I haven’t been as observant of Aesthetics Week as I should have been.
Comic book culture tends to be over-analyzed, because it’s become so dominant just in terms of public attention, and because of all the successful adaptations to the big screen.
This was all presaged by a concerted effort by the New York literati to make comic books ‘respectable,’ to seem academically and intellectually worthy of appreciation and study. The more intellectual ‘graphic novels’ did wind up somewhat successful — especially compared to a lot of other material that comes out of the MFA mills — but none became as successful as the movie adaptations of long-running strips like Spider-Man and Batman.
Michael Chabon and Robert Crumb — both entirely forgettable — succeeded in becoming respectable while being totally unworthy of respect, along with figures like Charles Klosterman, who made being a permanent child the cool thing to be. Characters like these set the tone for the 2000s.
In the early 20th century, comic books were often geared to recent immigrants. With coarse, proletarian plot lines which usually dwelled upon lurid graphics, they spoke to the new European masses in a tone that they could understand. A higher culture requires a lot of references and refined language that people completely new to a country aren’t likely to be able to comprehend. Dumbed-down cultural products have a wider appeal — but because of that, they’re less capable of going farther.

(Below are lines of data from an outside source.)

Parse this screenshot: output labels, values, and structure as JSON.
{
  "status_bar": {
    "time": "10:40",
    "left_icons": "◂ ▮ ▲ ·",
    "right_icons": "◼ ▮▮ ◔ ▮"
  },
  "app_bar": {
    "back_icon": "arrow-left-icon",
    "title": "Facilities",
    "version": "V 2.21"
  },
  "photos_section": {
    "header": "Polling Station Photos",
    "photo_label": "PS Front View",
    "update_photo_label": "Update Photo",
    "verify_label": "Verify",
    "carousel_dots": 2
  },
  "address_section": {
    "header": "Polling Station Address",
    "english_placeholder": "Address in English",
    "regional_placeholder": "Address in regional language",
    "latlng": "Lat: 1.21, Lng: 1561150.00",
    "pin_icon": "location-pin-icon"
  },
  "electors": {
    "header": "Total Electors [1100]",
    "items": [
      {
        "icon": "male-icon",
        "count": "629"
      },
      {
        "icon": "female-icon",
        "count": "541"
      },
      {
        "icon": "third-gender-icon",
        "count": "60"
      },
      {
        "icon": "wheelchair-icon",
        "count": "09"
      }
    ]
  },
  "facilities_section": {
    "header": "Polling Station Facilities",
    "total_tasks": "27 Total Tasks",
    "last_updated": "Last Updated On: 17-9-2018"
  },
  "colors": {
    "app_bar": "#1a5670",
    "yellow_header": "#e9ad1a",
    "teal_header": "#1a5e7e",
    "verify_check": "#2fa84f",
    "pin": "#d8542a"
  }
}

Today’s comic culture serves most of the same functions as the old one. Comics were a progressive medium in the early 20th century, and they’re still highly progressive. Even ‘right-wing’ comics tend to express the right side of the left.
Contemporary comic book movies are popular because they’re well-adapted to America’s lowered, shallow culture, which turns over so frequently that these characters, most of which are less than a century old, have come to supplant some of the slightly older literary traditions in the US. These cultural products are the way that Americans coordinate their values, to the extent that there are any — most of the movies have little in the way of meaning beyond the stimulation that they provide.
It’s also a bit telling that the most common blockbuster plot in America over recent decades has to do with the obliteration of American cities. People will happily part with money and hours of time to watch American cities be destroyed by aliens or monsters or what have you. There might be a lesson there.